The notification comes more than a year after the Atlanta-based homebuilder settled a Securities and Exchange Commission investigation into its financial statements.
Beazer Homes said in a regulatory filing Monday that SEC staff issued a so-called Wells notice to CEO Ian McCarthy. That means the staff intends to recommend civil charges against McCarthy for possible securities violations. Recipients of the notices can respond to the allegations before the commission decides on any enforcement action.
Beazer said McCarthy intends to respond to the notice, which is not a formal allegation nor a finding of wrongdoing.

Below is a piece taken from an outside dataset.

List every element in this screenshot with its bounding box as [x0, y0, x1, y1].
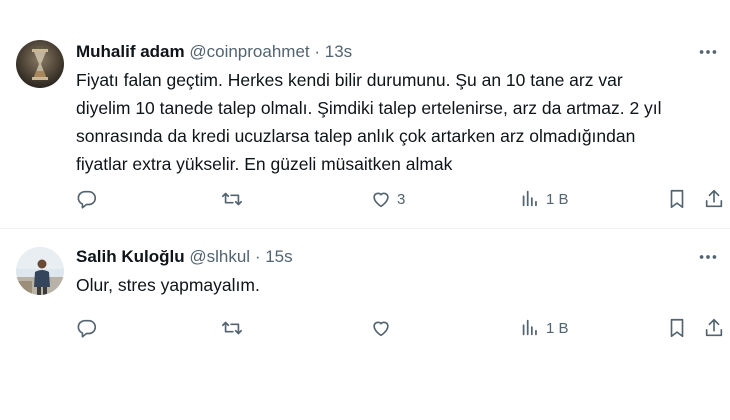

Beazer said the SEC staff recommended action against McCarthy "to collect certain incentive compensation and other amounts allegedly due" under the Sarbanes-Oxley Act of 2002. The company's filing did not disclose how much compensation is involved, or other details about the disputed pay.
The company itself is not named in the notice. A Beazer representative did not immediately return messages seeking comment.
Beazer said SEC staff did not allege "any lack of due care" by McCarthy in connection with the company's financial statements or other disclosures. Beazer noted that in another recent instance involving a CEO at a different company, the SEC maintained it did not need to allege misconduct by the executive to bring such an action.
Beazer did not admit or deny wrongdoing in September 2008 when it settled with the SEC after an investigation into the company's business practices in handling its financial statements. Beazer said the probe involved matters that were the subject of a previous investigation by the company's audit committee.
According to Beazer's 2007 annual report, the audit committee's investigation reviewed the company's mortgage origination business. The committee found that the company's mortgage origination practices related to certain loans violated some federal and state requirements. During the investigation, the audit committee also discovered accounting and financial reporting errors that required the company to restate certain financial results.
The SEC order instituting the settlement said in part that Beazer "fraudulently misstated certain of its quarterly and annual net come by intentionally managing its earnings."
In 2007, when the audit committee's investigation was under way, McCarthy received a compensation package valued at $3.2 million. More than half of it came from stock awarded to him as part of a bonus for his performance in 2006.
Beazer paid no fines or penalties under the settlement, but consented to a cease-and-desist order requiring future compliance with federal securities laws and regulations.
Shares of Beazer fell 36 cents, or 6.6 percent, to $5.13 in morning trading. The stock has ranged from 24 cents to $6.93 over the past year.